Heidelberg Üniversitesi Kütüphanesi |
Ortaokul ve lisede uzun öğle teneffüslerinde, boş derslerde gidip, ödevler için araştırma yapıp, öğrencilere kapalı bölümden bize yasak olan Aziz Nesin kitaplarına bakıp, yurtdışından son gelen gençlik dergilerini inceleyip, fısır fısır muhabbet ettiğimiz, okuldan sonra klüp toplantıları yaptığımız her zaman güneş dolu, sıcacık kütüphanemiz. Şimdilerde televizyonda ciddi ciddi konuşan bir arkadaşım, o zaman kütüphanecileri delirtmek için raflardaki etiketleri değiştiriyor akşamları çıkarken. Sonra üniversite: Ortası tavana kadar yükselen, büyük bir kütüphane, içinde yüzbinlerce kitap. Özel bir köşemiz var. Akademik dergileri raflardan masalara taşıyıp, fotokopi çekmekten kas yapıyorum diye dalga geçiyorum. Bazen yan masamızda Erdal İnönü oturuyor. Kendi dünyasında birşeyler okuyor, çalışıyor. Arkadaşım Almanca şiir bulmaya gidiyor; ben sanat akımlarıyla ilgili kitaplara göz gezdiriyorum; kardeşim Romalıların Türk olduğunu iddia eden tarih kitaplarıyla dalga geçiyor, okumamı tavsiye ediyor. Bir odada, gönüllüler görme engelliler için kitaplar okuyup, banda kaydediyor. Sınav dönemlerinde kütüphane doluyor. Son senemizde elektronik dergiler geliyor. Nerede kaldınız diye soruyoruz.

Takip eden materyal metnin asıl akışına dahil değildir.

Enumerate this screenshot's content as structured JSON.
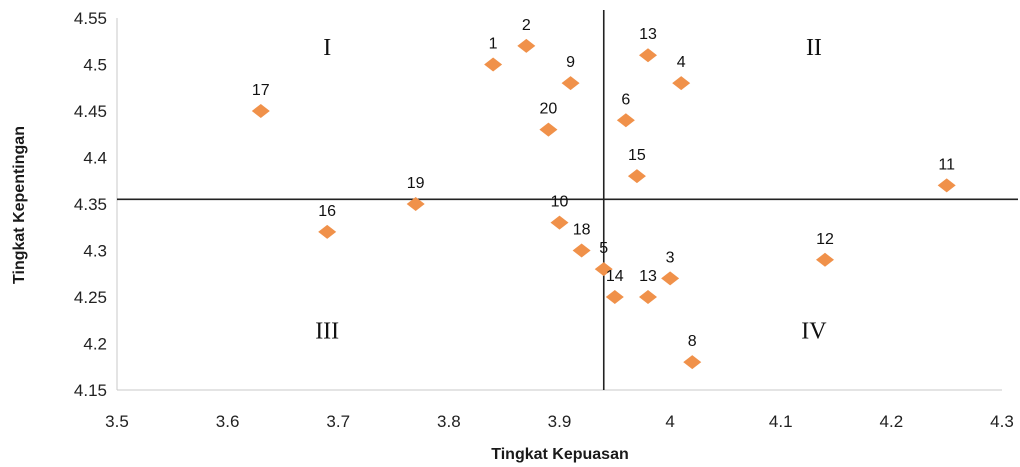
{
  "chart_data": {
    "type": "scatter",
    "xlabel": "Tingkat Kepuasan",
    "ylabel": "Tingkat Kepentingan",
    "xlim": [
      3.5,
      4.3
    ],
    "ylim": [
      4.15,
      4.55
    ],
    "x_ticks": [
      "3.5",
      "3.6",
      "3.7",
      "3.8",
      "3.9",
      "4",
      "4.1",
      "4.2",
      "4.3"
    ],
    "y_ticks": [
      "4.15",
      "4.2",
      "4.25",
      "4.3",
      "4.35",
      "4.4",
      "4.45",
      "4.5",
      "4.55"
    ],
    "divider_x": 3.94,
    "divider_y": 4.355,
    "marker_color": "#f0914a",
    "quadrants": [
      {
        "label": "I",
        "x": 3.69,
        "y": 4.52
      },
      {
        "label": "II",
        "x": 4.13,
        "y": 4.52
      },
      {
        "label": "III",
        "x": 3.69,
        "y": 4.215
      },
      {
        "label": "IV",
        "x": 4.13,
        "y": 4.215
      }
    ],
    "points": [
      {
        "label": "1",
        "x": 3.84,
        "y": 4.5
      },
      {
        "label": "2",
        "x": 3.87,
        "y": 4.52
      },
      {
        "label": "3",
        "x": 4.0,
        "y": 4.27
      },
      {
        "label": "4",
        "x": 4.01,
        "y": 4.48
      },
      {
        "label": "5",
        "x": 3.94,
        "y": 4.28
      },
      {
        "label": "6",
        "x": 3.96,
        "y": 4.44
      },
      {
        "label": "8",
        "x": 4.02,
        "y": 4.18
      },
      {
        "label": "9",
        "x": 3.91,
        "y": 4.48
      },
      {
        "label": "10",
        "x": 3.9,
        "y": 4.33
      },
      {
        "label": "11",
        "x": 4.25,
        "y": 4.37
      },
      {
        "label": "12",
        "x": 4.14,
        "y": 4.29
      },
      {
        "label": "13",
        "x": 3.98,
        "y": 4.51
      },
      {
        "label": "13",
        "x": 3.98,
        "y": 4.25
      },
      {
        "label": "14",
        "x": 3.95,
        "y": 4.25
      },
      {
        "label": "15",
        "x": 3.97,
        "y": 4.38
      },
      {
        "label": "16",
        "x": 3.69,
        "y": 4.32
      },
      {
        "label": "17",
        "x": 3.63,
        "y": 4.45
      },
      {
        "label": "18",
        "x": 3.92,
        "y": 4.3
      },
      {
        "label": "19",
        "x": 3.77,
        "y": 4.35
      },
      {
        "label": "20",
        "x": 3.89,
        "y": 4.43
      }
    ]
  }
}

Washington Kongre Kütüphanesi |
New York’un girişinde aslan heykellerinin kitapları korumak üzere beklediği şehir kütüphanesi. İçinde her çeşit, her yaştan insan. Washington’da Kongre Kütüphanesi… Dev kubbedeki pencerelerden, etrafa ışık hüzmeleri süzülüyor. Huzur veren, insanın çıkasının gelmediği, dünyanın en güzel mekanlarından biri. Doktora yaptığım üniversitenin gösterişsiz, ama milyonlarca kitaplık kütüphanesinde geçirdiğim günler, geceler, üstünde uyuyakaldığım koltuklar, tez yazarken ikinci evim olan çalışma kabinim, kütüphanenin soğuk sandviçleri, kötü kahvesi, güler yüzlü çalışanları ve hatta kütüphanenin önünde “Hepiniz cehennemde yanacaksınız” diye günün muhtelif saatlerinde bağıran deliyi gülümseyerek hatırlıyorum (çünkü Amerika’da kütüphane önlerinde istenenin denilebilmesi bir gelenek, başka yerde bağırsanız polis gelir halkı rahatsız ettiğiniz için).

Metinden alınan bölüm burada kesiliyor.